Üç ağın her biri farklı kuruluşlar tarafından bağımsız olarak geliştirildi. 1956 yılında, SAGE’nin işlevine benzer bir ulusal hava savunma sistemi tasarlamak üzere 101 numaralı Bilimsel Araştırma Enstitüsü (daha sonra Otomatik Ekipman Bilimsel Araştırma Enstitüsü olarak adlandırıldı) kuruldu. Enstitü, 1960’ların başında, transistor tabanlı ilk Sovyet bilgisayarı olan TETIVA’yı geliştirdi ve yedekleme amacıyla çiftler halinde eşleştirilen ve (farklı yerlere) dağıtılmış komuta ve kontrol merkezlerinde bulunan sekiz bilgisayardan oluşan bir ağ kurdu.[xx] 1950’lerin sonlarında, Moskova Hassas Mekanik ve Bilgisayar Teknolojisi Enstitüsü, Kazakistan’daki Balkaş Gölü yakınındaki Sarı Şagan Deneme Alanında ‘Sistem A’ adlı bir prototip füze savunma sistemi için bir ağ geliştirdi. Komuta ve kontrol merkezindeki iki büyük evrensel bilgisayar olan M-40 ve M-50, uzaktan radar kurulumlarını kontrol eden çeşitli uzmanlaşmış bilgisayarlarla bağlantılıydı. Sistem A, 1961 Mart’ında başarıyla test edildi, testin sonrasında Kruşçev, Sovyet füzesavarlarının “uzaydaki bir sineği bile vurabileceğini” söyleyerek kamuoyu önünde böbürlenecekti.[xxi] Uzay gözetleme sistemi ile ilgili çalışmalar 1962’de başladı; amacı, casus uyduların imhası için gerekli olan yüksek hassasiyetle donanmış olarak Sovyet ve yabancı uzay araçlarını izlemekti. Biri Sarı Şagan’da, diğeri Sibirya’daki Irkutsk yakınında olmak üzere iki uzak düğüm noktası ve Moskova yakınlarında bir komuta ve kontrol merkezi vardı. Her bir düğümde bilgisayar kontrollü sekiz radar istasyonu bulunuyordu. Moskova Elektronik Kontrol Makineleri Enstitüsü, bu dağıtılmış ağ için binlerce mil mesafede veri alışverişi yapabilen ve tamamen otomatik olan transistor tabanlı M4-2M bilgisayarlarını geliştirdi.[xxii]
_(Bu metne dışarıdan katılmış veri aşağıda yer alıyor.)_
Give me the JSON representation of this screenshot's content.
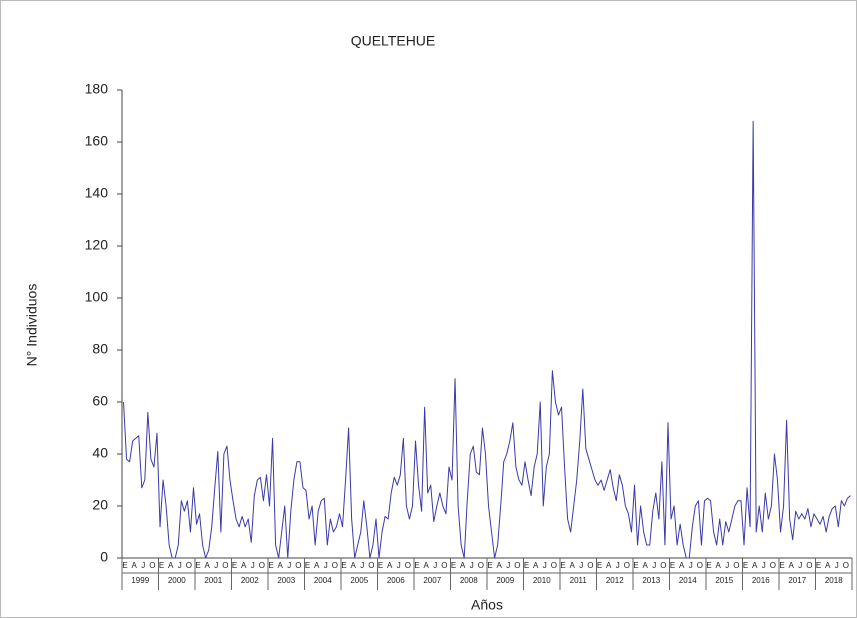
{
  "chart_data": {
    "type": "line",
    "title": "QUELTEHUE",
    "y_label": "N° Individuos",
    "x_label": "Años",
    "color": "#3a3aa8",
    "ylim": [
      0,
      180
    ],
    "yticks": [
      0,
      20,
      40,
      60,
      80,
      100,
      120,
      140,
      160,
      180
    ],
    "years": [
      "1999",
      "2000",
      "2001",
      "2002",
      "2003",
      "2004",
      "2005",
      "2006",
      "2007",
      "2008",
      "2009",
      "2010",
      "2011",
      "2012",
      "2013",
      "2014",
      "2015",
      "2016",
      "2017",
      "2018"
    ],
    "categories": [
      "E",
      null,
      null,
      "A",
      null,
      null,
      "J",
      null,
      null,
      "O",
      null,
      null,
      "E",
      null,
      null,
      "A",
      null,
      null,
      "J",
      null,
      null,
      "O",
      null,
      null,
      "E",
      null,
      null,
      "A",
      null,
      null,
      "J",
      null,
      null,
      "O",
      null,
      null,
      "E",
      null,
      null,
      "A",
      null,
      null,
      "J",
      null,
      null,
      "O",
      null,
      null,
      "E",
      null,
      null,
      "A",
      null,
      null,
      "J",
      null,
      null,
      "O",
      null,
      null,
      "E",
      null,
      null,
      "A",
      null,
      null,
      "J",
      null,
      null,
      "O",
      null,
      null,
      "E",
      null,
      null,
      "A",
      null,
      null,
      "J",
      null,
      null,
      "O",
      null,
      null,
      "E",
      null,
      null,
      "A",
      null,
      null,
      "J",
      null,
      null,
      "O",
      null,
      null,
      "E",
      null,
      null,
      "A",
      null,
      null,
      "J",
      null,
      null,
      "O",
      null,
      null,
      "E",
      null,
      null,
      "A",
      null,
      null,
      "J",
      null,
      null,
      "O",
      null,
      null,
      "E",
      null,
      null,
      "A",
      null,
      null,
      "J",
      null,
      null,
      "O",
      null,
      null,
      "E",
      null,
      null,
      "A",
      null,
      null,
      "J",
      null,
      null,
      "O",
      null,
      null,
      "E",
      null,
      null,
      "A",
      null,
      null,
      "J",
      null,
      null,
      "O",
      null,
      null,
      "E",
      null,
      null,
      "A",
      null,
      null,
      "J",
      null,
      null,
      "O",
      null,
      null,
      "E",
      null,
      null,
      "A",
      null,
      null,
      "J",
      null,
      null,
      "O",
      null,
      null,
      "E",
      null,
      null,
      "A",
      null,
      null,
      "J",
      null,
      null,
      "O",
      null,
      null,
      "E",
      null,
      null,
      "A",
      null,
      null,
      "J",
      null,
      null,
      "O",
      null,
      null,
      "E",
      null,
      null,
      "A",
      null,
      null,
      "J",
      null,
      null,
      "O",
      null,
      null,
      "E",
      null,
      null,
      "A",
      null,
      null,
      "J",
      null,
      null,
      "O",
      null,
      null,
      "E",
      null,
      null,
      "A",
      null,
      null,
      "J",
      null,
      null,
      "O",
      null,
      null
    ],
    "values": [
      60,
      38,
      37,
      45,
      46,
      47,
      27,
      30,
      56,
      38,
      35,
      48,
      12,
      30,
      20,
      5,
      0,
      0,
      5,
      22,
      18,
      22,
      10,
      27,
      13,
      17,
      5,
      0,
      3,
      12,
      27,
      41,
      10,
      40,
      43,
      30,
      22,
      15,
      12,
      16,
      12,
      15,
      6,
      24,
      30,
      31,
      22,
      32,
      20,
      46,
      5,
      0,
      10,
      20,
      0,
      18,
      30,
      37,
      37,
      27,
      26,
      15,
      20,
      5,
      18,
      22,
      23,
      5,
      15,
      10,
      12,
      17,
      12,
      30,
      50,
      15,
      0,
      5,
      10,
      22,
      12,
      0,
      5,
      15,
      0,
      10,
      16,
      15,
      25,
      31,
      28,
      32,
      46,
      20,
      15,
      20,
      45,
      28,
      18,
      58,
      25,
      28,
      14,
      20,
      25,
      20,
      17,
      35,
      30,
      69,
      20,
      5,
      0,
      22,
      40,
      43,
      33,
      32,
      50,
      40,
      20,
      10,
      0,
      5,
      20,
      37,
      40,
      45,
      52,
      35,
      30,
      28,
      37,
      30,
      24,
      35,
      40,
      60,
      20,
      35,
      40,
      72,
      60,
      55,
      58,
      35,
      15,
      10,
      20,
      30,
      45,
      65,
      42,
      38,
      34,
      30,
      28,
      30,
      26,
      30,
      34,
      27,
      22,
      32,
      28,
      20,
      17,
      10,
      28,
      5,
      20,
      10,
      5,
      5,
      18,
      25,
      15,
      37,
      5,
      52,
      15,
      20,
      5,
      13,
      5,
      0,
      0,
      12,
      20,
      22,
      5,
      22,
      23,
      22,
      10,
      5,
      15,
      5,
      14,
      10,
      15,
      20,
      22,
      22,
      5,
      27,
      12,
      168,
      10,
      20,
      10,
      25,
      15,
      20,
      40,
      30,
      10,
      20,
      53,
      15,
      7,
      18,
      15,
      17,
      15,
      19,
      12,
      17,
      15,
      13,
      16,
      10,
      16,
      19,
      20,
      12,
      22,
      20,
      23,
      24
    ]
  }
}
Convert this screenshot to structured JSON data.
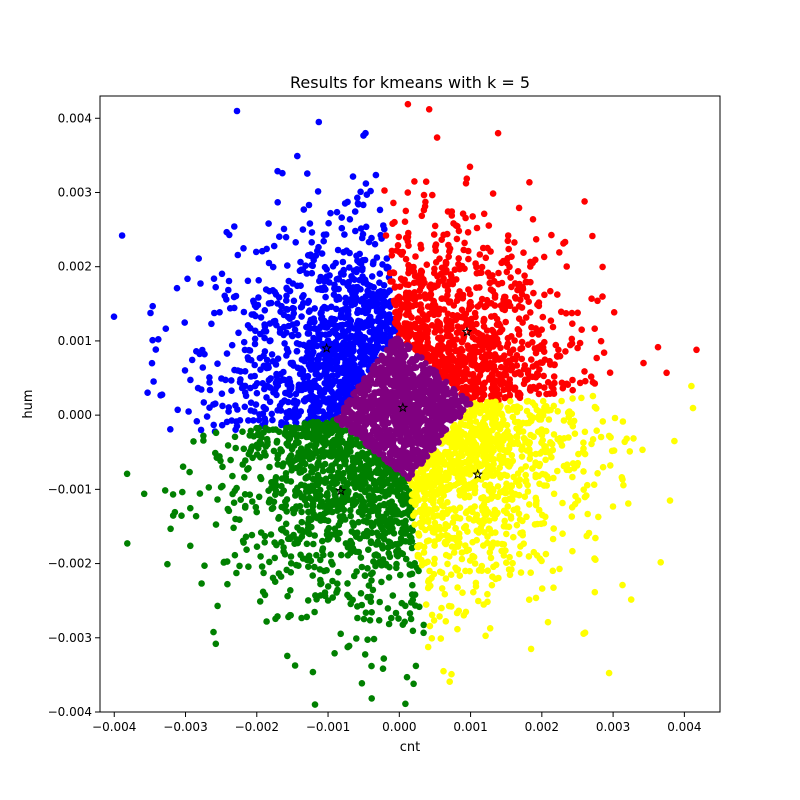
{
  "chart_data": {
    "type": "scatter",
    "title": "Results for kmeans with k = 5",
    "xlabel": "cnt",
    "ylabel": "hum",
    "xlim": [
      -0.0042,
      0.0045
    ],
    "ylim": [
      -0.004,
      0.0043
    ],
    "xticks": [
      -0.004,
      -0.003,
      -0.002,
      -0.001,
      0.0,
      0.001,
      0.002,
      0.003,
      0.004
    ],
    "xtick_labels": [
      "−0.004",
      "−0.003",
      "−0.002",
      "−0.001",
      "0.000",
      "0.001",
      "0.002",
      "0.003",
      "0.004"
    ],
    "yticks": [
      -0.004,
      -0.003,
      -0.002,
      -0.001,
      0.0,
      0.001,
      0.002,
      0.003,
      0.004
    ],
    "ytick_labels": [
      "−0.004",
      "−0.003",
      "−0.002",
      "−0.001",
      "0.000",
      "0.001",
      "0.002",
      "0.003",
      "0.004"
    ],
    "grid": false,
    "clusters": [
      {
        "color": "#0000ff",
        "center": [
          -0.00102,
          0.0009
        ]
      },
      {
        "color": "#ff0000",
        "center": [
          0.00095,
          0.00112
        ]
      },
      {
        "color": "#800080",
        "center": [
          5e-05,
          0.0001
        ]
      },
      {
        "color": "#008000",
        "center": [
          -0.00082,
          -0.00102
        ]
      },
      {
        "color": "#ffff00",
        "center": [
          0.0011,
          -0.0008
        ]
      }
    ],
    "centroid_marker": "star",
    "outliers": [
      {
        "x": -0.00113,
        "y": 0.00395,
        "color": "#0000ff"
      },
      {
        "x": 0.00012,
        "y": 0.00419,
        "color": "#ff0000"
      },
      {
        "x": 0.00053,
        "y": 0.00374,
        "color": "#ff0000"
      },
      {
        "x": 0.00417,
        "y": 0.00088,
        "color": "#ff0000"
      },
      {
        "x": 0.00375,
        "y": 0.00057,
        "color": "#ff0000"
      },
      {
        "x": -0.00382,
        "y": -0.00079,
        "color": "#008000"
      },
      {
        "x": -0.00358,
        "y": -0.00106,
        "color": "#008000"
      },
      {
        "x": -0.00347,
        "y": 0.0007,
        "color": "#0000ff"
      },
      {
        "x": -0.00312,
        "y": 0.00171,
        "color": "#0000ff"
      },
      {
        "x": 0.00386,
        "y": -0.00035,
        "color": "#ffff00"
      },
      {
        "x": 0.0002,
        "y": -0.00362,
        "color": "#008000"
      },
      {
        "x": 0.00062,
        "y": -0.00345,
        "color": "#ffff00"
      },
      {
        "x": 0.00185,
        "y": -0.00315,
        "color": "#ffff00"
      },
      {
        "x": -0.00255,
        "y": -0.00257,
        "color": "#008000"
      },
      {
        "x": 0.0026,
        "y": 0.00288,
        "color": "#ff0000"
      },
      {
        "x": -0.00164,
        "y": 0.00326,
        "color": "#0000ff"
      }
    ]
  }
}
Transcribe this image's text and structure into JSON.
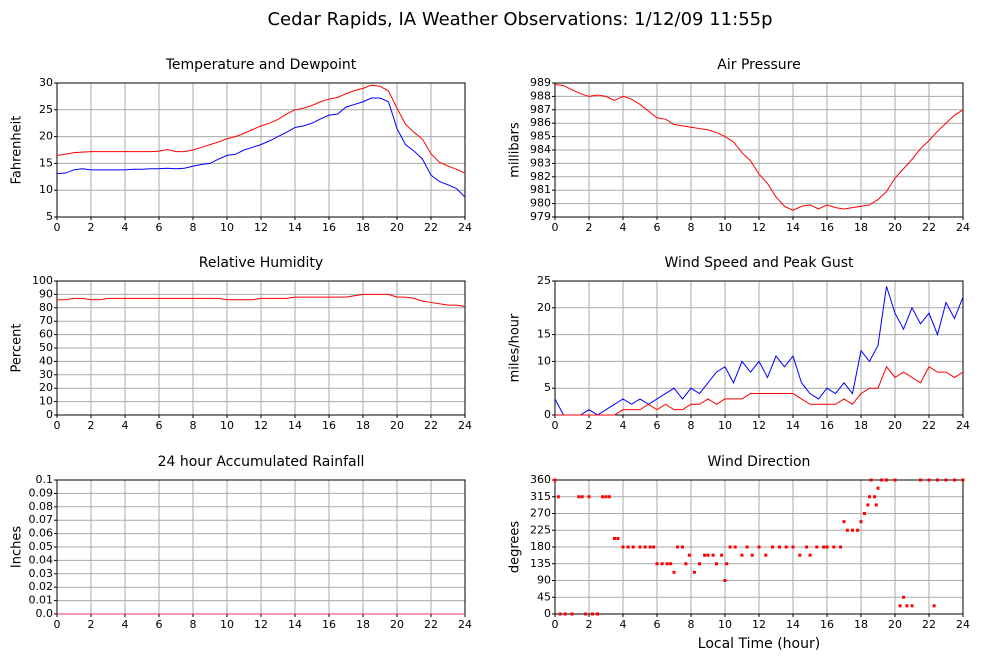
{
  "title": "Cedar Rapids, IA Weather Observations: 1/12/09 11:55p",
  "chart_data": [
    {
      "type": "line",
      "title": "Temperature and Dewpoint",
      "ylabel": "Fahrenheit",
      "x": [
        0,
        0.5,
        1,
        1.5,
        2,
        2.5,
        3,
        3.5,
        4,
        4.5,
        5,
        5.5,
        6,
        6.5,
        7,
        7.5,
        8,
        8.5,
        9,
        9.5,
        10,
        10.5,
        11,
        11.5,
        12,
        12.5,
        13,
        13.5,
        14,
        14.5,
        15,
        15.5,
        16,
        16.5,
        17,
        17.5,
        18,
        18.5,
        19,
        19.5,
        20,
        20.5,
        21,
        21.5,
        22,
        22.5,
        23,
        23.5,
        24
      ],
      "series": [
        {
          "color": "#ff0000",
          "values": [
            16.5,
            16.7,
            17,
            17.1,
            17.2,
            17.2,
            17.2,
            17.2,
            17.2,
            17.2,
            17.2,
            17.2,
            17.3,
            17.6,
            17.2,
            17.2,
            17.5,
            18,
            18.5,
            19,
            19.6,
            20,
            20.6,
            21.3,
            22,
            22.5,
            23.2,
            24.2,
            25,
            25.3,
            25.8,
            26.5,
            27,
            27.3,
            28,
            28.6,
            29,
            29.6,
            29.4,
            28.5,
            25.3,
            22.3,
            20.8,
            19.5,
            16.8,
            15.2,
            14.5,
            13.9,
            13.2
          ]
        },
        {
          "color": "#0000ff",
          "values": [
            13.1,
            13.2,
            13.8,
            14,
            13.8,
            13.8,
            13.8,
            13.8,
            13.8,
            13.9,
            13.9,
            14,
            14,
            14.1,
            14,
            14.1,
            14.5,
            14.8,
            15,
            15.8,
            16.5,
            16.7,
            17.5,
            18,
            18.5,
            19.2,
            20,
            20.8,
            21.7,
            22,
            22.5,
            23.3,
            24,
            24.2,
            25.5,
            26,
            26.5,
            27.2,
            27.2,
            26.5,
            21.5,
            18.5,
            17.3,
            15.8,
            12.8,
            11.6,
            11,
            10.3,
            8.7
          ]
        }
      ],
      "xlim": [
        0,
        24
      ],
      "xticks": [
        0,
        2,
        4,
        6,
        8,
        10,
        12,
        14,
        16,
        18,
        20,
        22,
        24
      ],
      "ylim": [
        5,
        30
      ],
      "yticks": [
        5,
        10,
        15,
        20,
        25,
        30
      ],
      "grid": true
    },
    {
      "type": "line",
      "title": "Air Pressure",
      "ylabel": "millibars",
      "x": [
        0,
        0.5,
        1,
        1.5,
        2,
        2.5,
        3,
        3.5,
        4,
        4.5,
        5,
        5.5,
        6,
        6.5,
        7,
        7.5,
        8,
        8.5,
        9,
        9.5,
        10,
        10.5,
        11,
        11.5,
        12,
        12.5,
        13,
        13.5,
        14,
        14.5,
        15,
        15.5,
        16,
        16.5,
        17,
        17.5,
        18,
        18.5,
        19,
        19.5,
        20,
        20.5,
        21,
        21.5,
        22,
        22.5,
        23,
        23.5,
        24
      ],
      "series": [
        {
          "color": "#ff0000",
          "values": [
            988.9,
            988.8,
            988.5,
            988.2,
            988,
            988.1,
            988,
            987.7,
            988,
            987.8,
            987.4,
            986.9,
            986.4,
            986.3,
            985.9,
            985.8,
            985.7,
            985.6,
            985.5,
            985.3,
            985,
            984.6,
            983.8,
            983.2,
            982.2,
            981.5,
            980.5,
            979.8,
            979.5,
            979.8,
            979.9,
            979.6,
            979.9,
            979.7,
            979.6,
            979.7,
            979.8,
            979.9,
            980.3,
            980.9,
            981.9,
            982.6,
            983.3,
            984.1,
            984.7,
            985.4,
            986,
            986.6,
            987
          ]
        }
      ],
      "xlim": [
        0,
        24
      ],
      "xticks": [
        0,
        2,
        4,
        6,
        8,
        10,
        12,
        14,
        16,
        18,
        20,
        22,
        24
      ],
      "ylim": [
        979,
        989
      ],
      "yticks": [
        979,
        980,
        981,
        982,
        983,
        984,
        985,
        986,
        987,
        988,
        989
      ],
      "grid": true
    },
    {
      "type": "line",
      "title": "Relative Humidity",
      "ylabel": "Percent",
      "x": [
        0,
        0.5,
        1,
        1.5,
        2,
        2.5,
        3,
        3.5,
        4,
        4.5,
        5,
        5.5,
        6,
        6.5,
        7,
        7.5,
        8,
        8.5,
        9,
        9.5,
        10,
        10.5,
        11,
        11.5,
        12,
        12.5,
        13,
        13.5,
        14,
        14.5,
        15,
        15.5,
        16,
        16.5,
        17,
        17.5,
        18,
        18.5,
        19,
        19.5,
        20,
        20.5,
        21,
        21.5,
        22,
        22.5,
        23,
        23.5,
        24
      ],
      "series": [
        {
          "color": "#ff0000",
          "values": [
            86,
            86,
            87,
            87,
            86,
            86,
            87,
            87,
            87,
            87,
            87,
            87,
            87,
            87,
            87,
            87,
            87,
            87,
            87,
            87,
            86,
            86,
            86,
            86,
            87,
            87,
            87,
            87,
            88,
            88,
            88,
            88,
            88,
            88,
            88,
            89,
            90,
            90,
            90,
            90,
            88,
            88,
            87,
            85,
            84,
            83,
            82,
            82,
            81
          ]
        }
      ],
      "xlim": [
        0,
        24
      ],
      "xticks": [
        0,
        2,
        4,
        6,
        8,
        10,
        12,
        14,
        16,
        18,
        20,
        22,
        24
      ],
      "ylim": [
        0,
        100
      ],
      "yticks": [
        0,
        10,
        20,
        30,
        40,
        50,
        60,
        70,
        80,
        90,
        100
      ],
      "grid": true
    },
    {
      "type": "line",
      "title": "Wind Speed and Peak Gust",
      "ylabel": "miles/hour",
      "x": [
        0,
        0.5,
        1,
        1.5,
        2,
        2.5,
        3,
        3.5,
        4,
        4.5,
        5,
        5.5,
        6,
        6.5,
        7,
        7.5,
        8,
        8.5,
        9,
        9.5,
        10,
        10.5,
        11,
        11.5,
        12,
        12.5,
        13,
        13.5,
        14,
        14.5,
        15,
        15.5,
        16,
        16.5,
        17,
        17.5,
        18,
        18.5,
        19,
        19.5,
        20,
        20.5,
        21,
        21.5,
        22,
        22.5,
        23,
        23.5,
        24
      ],
      "series": [
        {
          "color": "#0000ff",
          "values": [
            3,
            0,
            0,
            0,
            1,
            0,
            1,
            2,
            3,
            2,
            3,
            2,
            3,
            4,
            5,
            3,
            5,
            4,
            6,
            8,
            9,
            6,
            10,
            8,
            10,
            7,
            11,
            9,
            11,
            6,
            4,
            3,
            5,
            4,
            6,
            4,
            12,
            10,
            13,
            24,
            19,
            16,
            20,
            17,
            19,
            15,
            21,
            18,
            22
          ]
        },
        {
          "color": "#ff0000",
          "values": [
            0,
            0,
            0,
            0,
            0,
            0,
            0,
            0,
            1,
            1,
            1,
            2,
            1,
            2,
            1,
            1,
            2,
            2,
            3,
            2,
            3,
            3,
            3,
            4,
            4,
            4,
            4,
            4,
            4,
            3,
            2,
            2,
            2,
            2,
            3,
            2,
            4,
            5,
            5,
            9,
            7,
            8,
            7,
            6,
            9,
            8,
            8,
            7,
            8
          ]
        }
      ],
      "xlim": [
        0,
        24
      ],
      "xticks": [
        0,
        2,
        4,
        6,
        8,
        10,
        12,
        14,
        16,
        18,
        20,
        22,
        24
      ],
      "ylim": [
        0,
        25
      ],
      "yticks": [
        0,
        5,
        10,
        15,
        20,
        25
      ],
      "grid": true
    },
    {
      "type": "line",
      "title": "24 hour Accumulated Rainfall",
      "ylabel": "Inches",
      "x": [
        0,
        24
      ],
      "series": [
        {
          "color": "#e0306a",
          "values": [
            0,
            0
          ]
        }
      ],
      "xlim": [
        0,
        24
      ],
      "xticks": [
        0,
        2,
        4,
        6,
        8,
        10,
        12,
        14,
        16,
        18,
        20,
        22,
        24
      ],
      "ylim": [
        0,
        0.1
      ],
      "yticks": [
        {
          "value": 0,
          "label": "0.0"
        },
        0.01,
        0.02,
        0.03,
        0.04,
        0.05,
        0.06,
        0.07,
        0.08,
        0.09,
        0.1
      ],
      "grid": true
    },
    {
      "type": "scatter",
      "title": "Wind Direction",
      "ylabel": "degrees",
      "xlabel": "Local Time (hour)",
      "x": [
        0,
        0.2,
        0.3,
        0.6,
        1,
        1.4,
        1.6,
        1.8,
        2,
        2.2,
        2.5,
        2.8,
        3,
        3.2,
        3.5,
        3.7,
        4,
        4.3,
        4.6,
        5,
        5.3,
        5.6,
        5.8,
        6,
        6.3,
        6.6,
        6.8,
        7,
        7.2,
        7.5,
        7.7,
        7.9,
        8.2,
        8.5,
        8.8,
        9,
        9.3,
        9.5,
        9.8,
        10,
        10.1,
        10.3,
        10.6,
        11,
        11.3,
        11.6,
        12,
        12.4,
        12.8,
        13.2,
        13.6,
        14,
        14.4,
        14.8,
        15,
        15.4,
        15.8,
        16,
        16.4,
        16.8,
        17,
        17.2,
        17.5,
        17.8,
        18,
        18.2,
        18.4,
        18.5,
        18.6,
        18.8,
        18.9,
        19,
        19.2,
        19.5,
        20,
        20.3,
        20.5,
        20.7,
        21,
        21.5,
        22,
        22.3,
        22.5,
        23,
        23.5,
        24
      ],
      "series": [
        {
          "color": "#ff0000",
          "values": [
            360,
            315,
            0,
            0,
            0,
            315,
            315,
            0,
            315,
            0,
            0,
            315,
            315,
            315,
            203,
            203,
            180,
            180,
            180,
            180,
            180,
            180,
            180,
            135,
            135,
            135,
            135,
            112,
            180,
            180,
            135,
            158,
            112,
            135,
            158,
            158,
            158,
            135,
            158,
            90,
            135,
            180,
            180,
            158,
            180,
            158,
            180,
            158,
            180,
            180,
            180,
            180,
            158,
            180,
            158,
            180,
            180,
            180,
            180,
            180,
            248,
            225,
            225,
            225,
            248,
            270,
            293,
            315,
            360,
            315,
            293,
            338,
            360,
            360,
            360,
            22,
            45,
            22,
            22,
            360,
            360,
            22,
            360,
            360,
            360,
            360
          ]
        }
      ],
      "xlim": [
        0,
        24
      ],
      "xticks": [
        0,
        2,
        4,
        6,
        8,
        10,
        12,
        14,
        16,
        18,
        20,
        22,
        24
      ],
      "ylim": [
        0,
        360
      ],
      "yticks": [
        0,
        45,
        90,
        135,
        180,
        225,
        270,
        315,
        360
      ],
      "grid": true
    }
  ]
}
Hiyerarşik denetim ağına sahip SAGE modeli yalnızca askeri değil sivil projelere de esin verdi. Ekim 1956’da Bilimler Akademisi’nin genel kurul toplantısında Kontrol Makineleri ve Sistemleri Laboratuvarı Direktörü Isaak Bruk, ekonomik verileri toplamak, iletmek, işlemek ve bilgisayar simülasyonu aracılığıyla karar almayı kolaylaştırmak için hiyerarşik bir ‘kontrol makineleri’ ağı oluşturmayı önerdi.[xxiii] İki yıl sonra Bruk’un laboratuvarı, uzay gözetim sistemi için M4-2M bilgisayarlarının yanı sıra ekonomik verileri işlemek için M-5 bilgisayarları da geliştiren Elektronik Kontrol Makineleri Enstitüsü’ne dönüştürüldü.[xxiv] Enstitü 1961’de, hem savunma hem de ekonomi uygulamaları konusundaki çalışmalarını ara vermeden sürdürürken, önce Devlet Ekonomik Araştırma Konseyi’nin, daha sonra da Devlet Planlama Komitesinin kontrolüne alındı.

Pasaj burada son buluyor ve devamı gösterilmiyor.